Mingyu dan Ale berlari ke arah gerbang, sepertinya Ale hendak menuju rumahnya. Tubuhnya yang lumayan mungil membuatnya bisa berlari lebih cepat dibanding Mingyu. Di saat yang bersamaan, nampak Cisya berjalan kaki di kejauhan sambil menenteng kresek makanan. Ale pun mengubah arahnya menuju Cisya, yang kini terlihat bingung dengan pemandangan seorang perempuan muda dan gapura komplek di belakangnya (maksudnya Mingyu).
Mingyu berhasil menyusul, Ale berdiri di belakang Cisya.
“Mama Cisya tolong aku mau dipukul Mingyu!” teriak Ale.
“Curang lo Ale!” Mingyu ikut teriak. “Bub, si Ale ketupat ternyata kakaknya Kenzo!”
Terungkap sudah misteri siapa orang dibalik akun media sosial ketupatmingyu. Secara kebetulan atau mungkin takdir, dia adalah warga dari komplek Permata Indah. Kalau dipikir-pikir, Ale memang lolos kriteria sebagai warga komplek. Dia tengil, banyak tingkah, dan lucu–contoh karakter yang banyak ditemukan tinggal di komplek. Misteri selanjutnya adalah bagaimana bisa Mingyu yang lahi dan besar di kompek itu tidak mengenali Ale sama sekali. Mungkinkah dia sudah pikun?
“Ya emang, terus kenapa?” tanya Ale sewot, masih berdiri di belakang Cisya.
“Kenapa lo gak bilang lo warga sini???”
“Lo gak pernah nanya???”
“Liat Bub dia nyebelin?!” adu Mingyu pada Cisya.
Cisya bingung, heran, paham dengan konteksnya, lalu menghela napas lelah. Dia memukul lengan Mingyu (tapi kalau kata Mingyu tidak kerasa apa-apa).
“Kamu ih iseng banget, malu sama badan!” omelnya pada Mingyu. Mingyu langsung diam, Ale tersenyum senang, Mingyu kesal lagi, Cisya menggeleng pasrah. Ale lengah, Mingyu berhasil meraih telinganya dan menjewernya pelan. Dia melampiaskan rasa kesalnya.
“Aduh ih sakit!” protes Ale sambil berusaha melepaskan diri. Cisya mendecak lalu memukul lengan Mingyu pelan (masih tidak kerasa apa-apa bagi Mingyu)
“Gyu ih bocah banget…” komentarnya. Sambil cemberut, Mingyu melepaskan Ale.
“Marahin dia Mama Cisya!”
“Lebaran nanti gue doain lo dimasak jadi opor!”

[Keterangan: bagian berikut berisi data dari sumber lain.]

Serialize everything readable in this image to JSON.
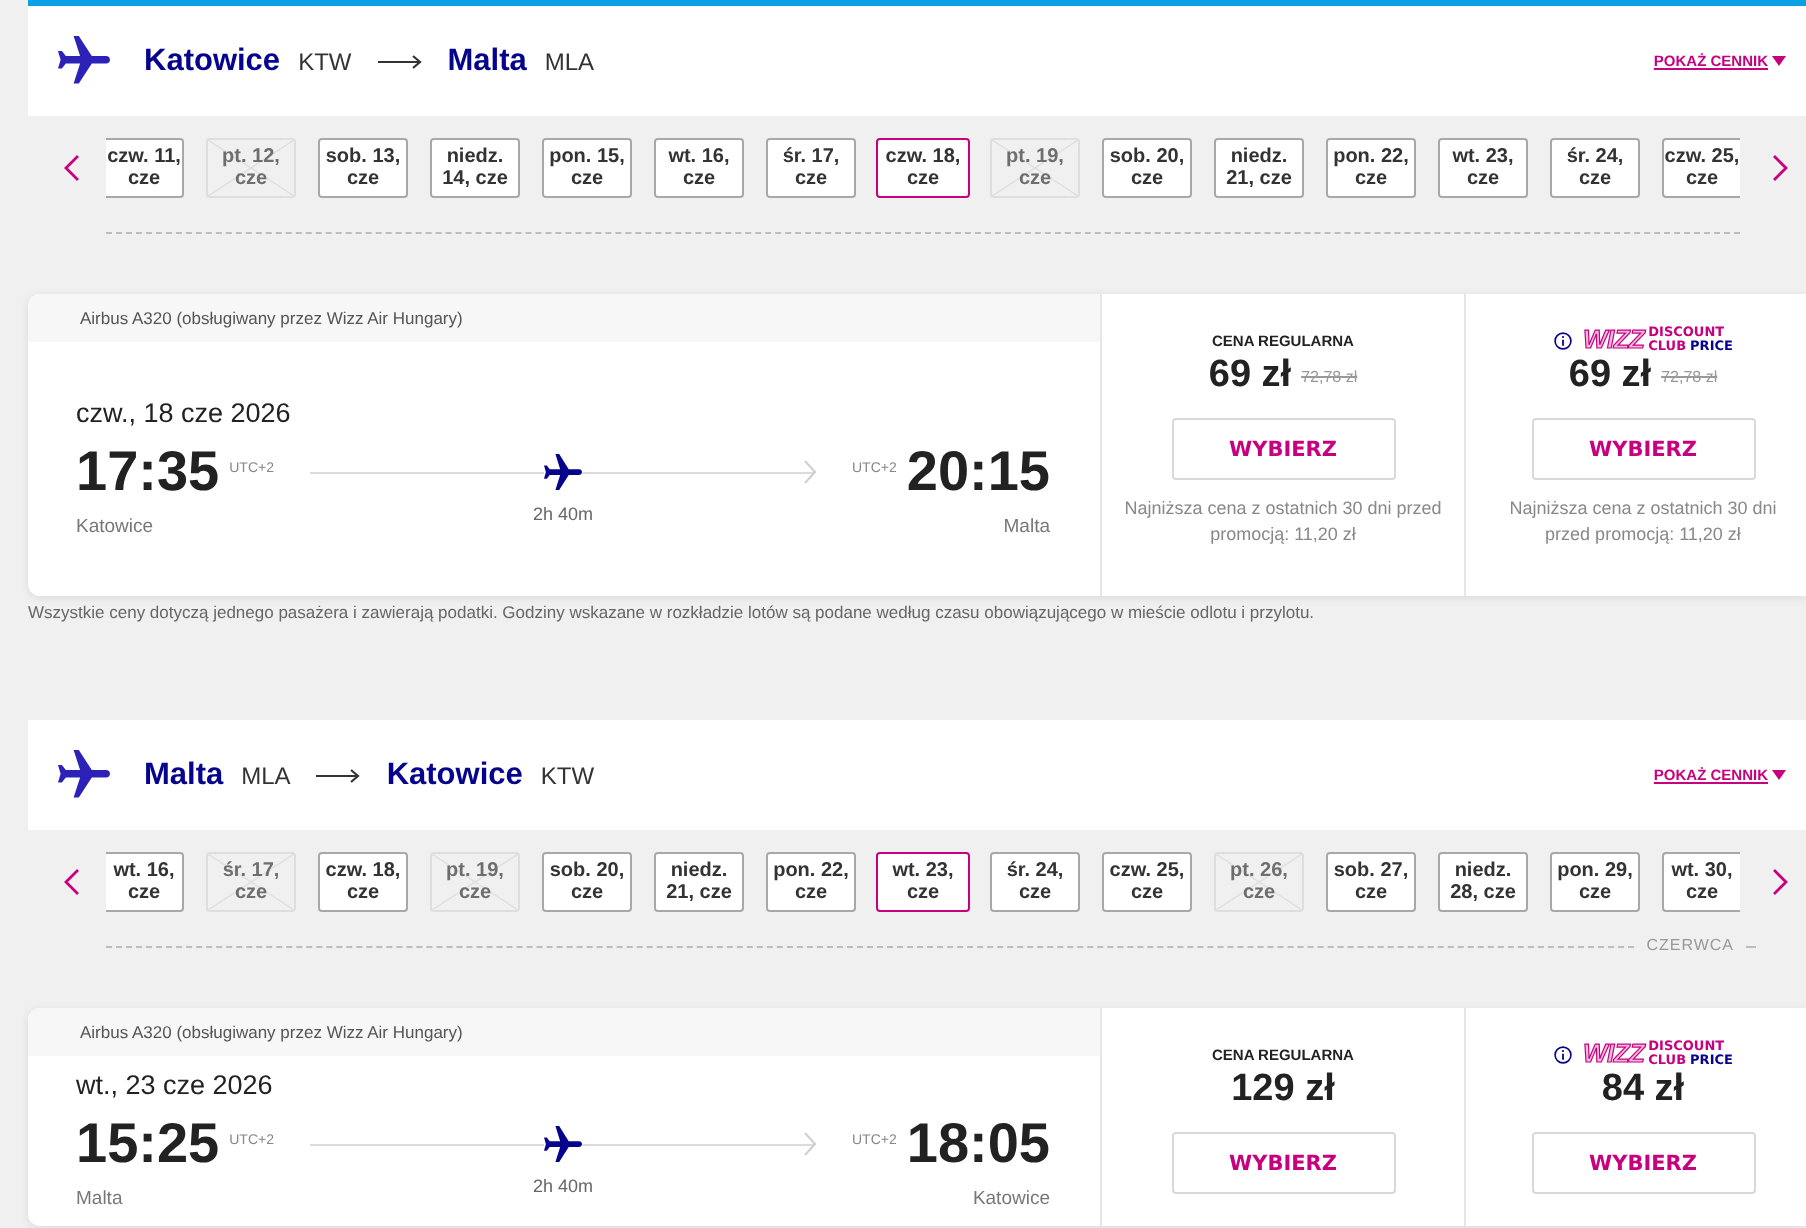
{
  "legs": [
    {
      "header": {
        "origin_city": "Katowice",
        "origin_code": "KTW",
        "destination_city": "Malta",
        "destination_code": "MLA",
        "prices_link": "POKAŻ CENNIK"
      },
      "dates": [
        {
          "label": "czw. 11, cze",
          "selected": false,
          "disabled": false
        },
        {
          "label": "pt. 12, cze",
          "selected": false,
          "disabled": true
        },
        {
          "label": "sob. 13, cze",
          "selected": false,
          "disabled": false
        },
        {
          "label": "niedz. 14, cze",
          "selected": false,
          "disabled": false
        },
        {
          "label": "pon. 15, cze",
          "selected": false,
          "disabled": false
        },
        {
          "label": "wt. 16, cze",
          "selected": false,
          "disabled": false
        },
        {
          "label": "śr. 17, cze",
          "selected": false,
          "disabled": false
        },
        {
          "label": "czw. 18, cze",
          "selected": true,
          "disabled": false
        },
        {
          "label": "pt. 19, cze",
          "selected": false,
          "disabled": true
        },
        {
          "label": "sob. 20, cze",
          "selected": false,
          "disabled": false
        },
        {
          "label": "niedz. 21, cze",
          "selected": false,
          "disabled": false
        },
        {
          "label": "pon. 22, cze",
          "selected": false,
          "disabled": false
        },
        {
          "label": "wt. 23, cze",
          "selected": false,
          "disabled": false
        },
        {
          "label": "śr. 24, cze",
          "selected": false,
          "disabled": false
        },
        {
          "label": "czw. 25, cze",
          "selected": false,
          "disabled": false
        }
      ],
      "flight": {
        "aircraft": "Airbus A320 (obsługiwany przez Wizz Air Hungary)",
        "date": "czw., 18 cze 2026",
        "departure_time": "17:35",
        "departure_tz": "UTC+2",
        "arrival_tz": "UTC+2",
        "arrival_time": "20:15",
        "origin": "Katowice",
        "duration": "2h 40m",
        "destination": "Malta"
      },
      "fares": [
        {
          "kind": "regular",
          "label": "CENA REGULARNA",
          "price": "69 zł",
          "old_price": "72,78 zł",
          "button": "WYBIERZ",
          "note": "Najniższa cena z ostatnich 30 dni przed promocją: 11,20 zł"
        },
        {
          "kind": "club",
          "logo": {
            "wordmark": "WIZZ",
            "line_1": "DISCOUNT",
            "line_2": "CLUB",
            "line_2_accent": "PRICE"
          },
          "price": "69 zł",
          "old_price": "72,78 zł",
          "button": "WYBIERZ",
          "note": "Najniższa cena z ostatnich 30 dni przed promocją: 11,20 zł"
        }
      ],
      "footnote": "Wszystkie ceny dotyczą jednego pasażera i zawierają podatki. Godziny wskazane w rozkładzie lotów są podane według czasu obowiązującego w mieście odlotu i przylotu."
    },
    {
      "header": {
        "origin_city": "Malta",
        "origin_code": "MLA",
        "destination_city": "Katowice",
        "destination_code": "KTW",
        "prices_link": "POKAŻ CENNIK"
      },
      "dates": [
        {
          "label": "wt. 16, cze",
          "selected": false,
          "disabled": false
        },
        {
          "label": "śr. 17, cze",
          "selected": false,
          "disabled": true
        },
        {
          "label": "czw. 18, cze",
          "selected": false,
          "disabled": false
        },
        {
          "label": "pt. 19, cze",
          "selected": false,
          "disabled": true
        },
        {
          "label": "sob. 20, cze",
          "selected": false,
          "disabled": false
        },
        {
          "label": "niedz. 21, cze",
          "selected": false,
          "disabled": false
        },
        {
          "label": "pon. 22, cze",
          "selected": false,
          "disabled": false
        },
        {
          "label": "wt. 23, cze",
          "selected": true,
          "disabled": false
        },
        {
          "label": "śr. 24, cze",
          "selected": false,
          "disabled": false
        },
        {
          "label": "czw. 25, cze",
          "selected": false,
          "disabled": false
        },
        {
          "label": "pt. 26, cze",
          "selected": false,
          "disabled": true
        },
        {
          "label": "sob. 27, cze",
          "selected": false,
          "disabled": false
        },
        {
          "label": "niedz. 28, cze",
          "selected": false,
          "disabled": false
        },
        {
          "label": "pon. 29, cze",
          "selected": false,
          "disabled": false
        },
        {
          "label": "wt. 30, cze",
          "selected": false,
          "disabled": false
        }
      ],
      "month_label": "CZERWCA",
      "flight": {
        "aircraft": "Airbus A320 (obsługiwany przez Wizz Air Hungary)",
        "date": "wt., 23 cze 2026",
        "departure_time": "15:25",
        "departure_tz": "UTC+2",
        "arrival_tz": "UTC+2",
        "arrival_time": "18:05",
        "origin": "Malta",
        "duration": "2h 40m",
        "destination": "Katowice"
      },
      "fares": [
        {
          "kind": "regular",
          "label": "CENA REGULARNA",
          "price": "129 zł",
          "button": "WYBIERZ"
        },
        {
          "kind": "club",
          "logo": {
            "wordmark": "WIZZ",
            "line_1": "DISCOUNT",
            "line_2": "CLUB",
            "line_2_accent": "PRICE"
          },
          "price": "84 zł",
          "button": "WYBIERZ"
        }
      ]
    }
  ]
}
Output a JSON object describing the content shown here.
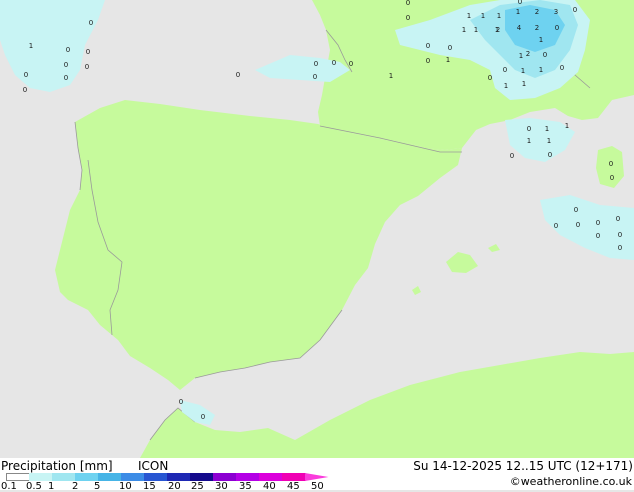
{
  "title": "Precipitation [mm]",
  "model": "ICON",
  "valid_time": "Su 14-12-2025 12..15 UTC (12+171)",
  "credit": "©weatheronline.co.uk",
  "legend": {
    "ticks": [
      "0.1",
      "0.5",
      "1",
      "2",
      "5",
      "10",
      "15",
      "20",
      "25",
      "30",
      "35",
      "40",
      "45",
      "50"
    ],
    "colors": [
      "#ffffff",
      "#c8f4f4",
      "#a0e6f0",
      "#6ed2f0",
      "#46b4e6",
      "#3c8ce6",
      "#2856d2",
      "#1e28b4",
      "#140a8c",
      "#8c00d2",
      "#b400e6",
      "#dc00dc",
      "#f000b4",
      "#fa3cdc"
    ]
  },
  "colors": {
    "sea": "#e6e6e6",
    "land": "#c6fa9c",
    "border": "#9a9a9a",
    "precip_light": "#c8f4f4",
    "precip_medium": "#a0e6f0",
    "precip_heavy": "#6ed2f0"
  },
  "map_labels": [
    "0",
    "1",
    "0",
    "0",
    "0",
    "0",
    "0",
    "0",
    "0",
    "0",
    "0",
    "0",
    "0",
    "0",
    "1",
    "1",
    "1",
    "1",
    "0",
    "1",
    "1",
    "2",
    "3",
    "0",
    "1",
    "1",
    "2",
    "4",
    "2",
    "0",
    "0",
    "1",
    "2",
    "0",
    "1",
    "1",
    "0",
    "0",
    "1",
    "1",
    "0",
    "1",
    "1",
    "0",
    "1",
    "1",
    "1",
    "1",
    "0",
    "0",
    "0",
    "0",
    "0",
    "0",
    "0",
    "0",
    "0",
    "0",
    "0",
    "0",
    "0",
    "0",
    "0",
    "0",
    "0",
    "0"
  ]
}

“Liat Mama Cisya, masa aku mau disuruh jadi opor!”
Cisya dan Mingyu belum menikah, tetapi rasanya ia seperti sedang menghadapi pertengkaran ayah dan anak sungguhan (padahal umur Ale hanya beberapa tahun lebih muda dari mereka). Pada akhirnya, Cisya mengajak Ale untuk ikut makan bersama Woozi di rumah Mingyu. Mingyu protes tapi tidak berani melawan Cisya. Woozi menyambut ketiganya dengan raut stress.
Begitulah pertemuan singkat yang mengharukan antara Mingyu artis dan penggemar terbesarnya, Ale ketupat.
Sementara itu, di dalam toko ada Minghao dan Malika yang sedang mengobrol dengan santai, membicarakan topik yang itu-itu saja (karena ingin mengobrol tetapi tidak tahu mau membahas apa).
Sementara itu lagi, selagi keduanya mengobrol, ada dua anak kecil masing-masing memegang jajanan dan uang, menunggu untuk dianggap keberadaannya oleh si pemilik toko.
“Om Hao lagi sibuk pdkt sama Cece Malika. Kita bayarnya nanti aja, Sherina. Nanti aku tanya Om Dokyeom kalau kayak gini kita dosa atau enggak.”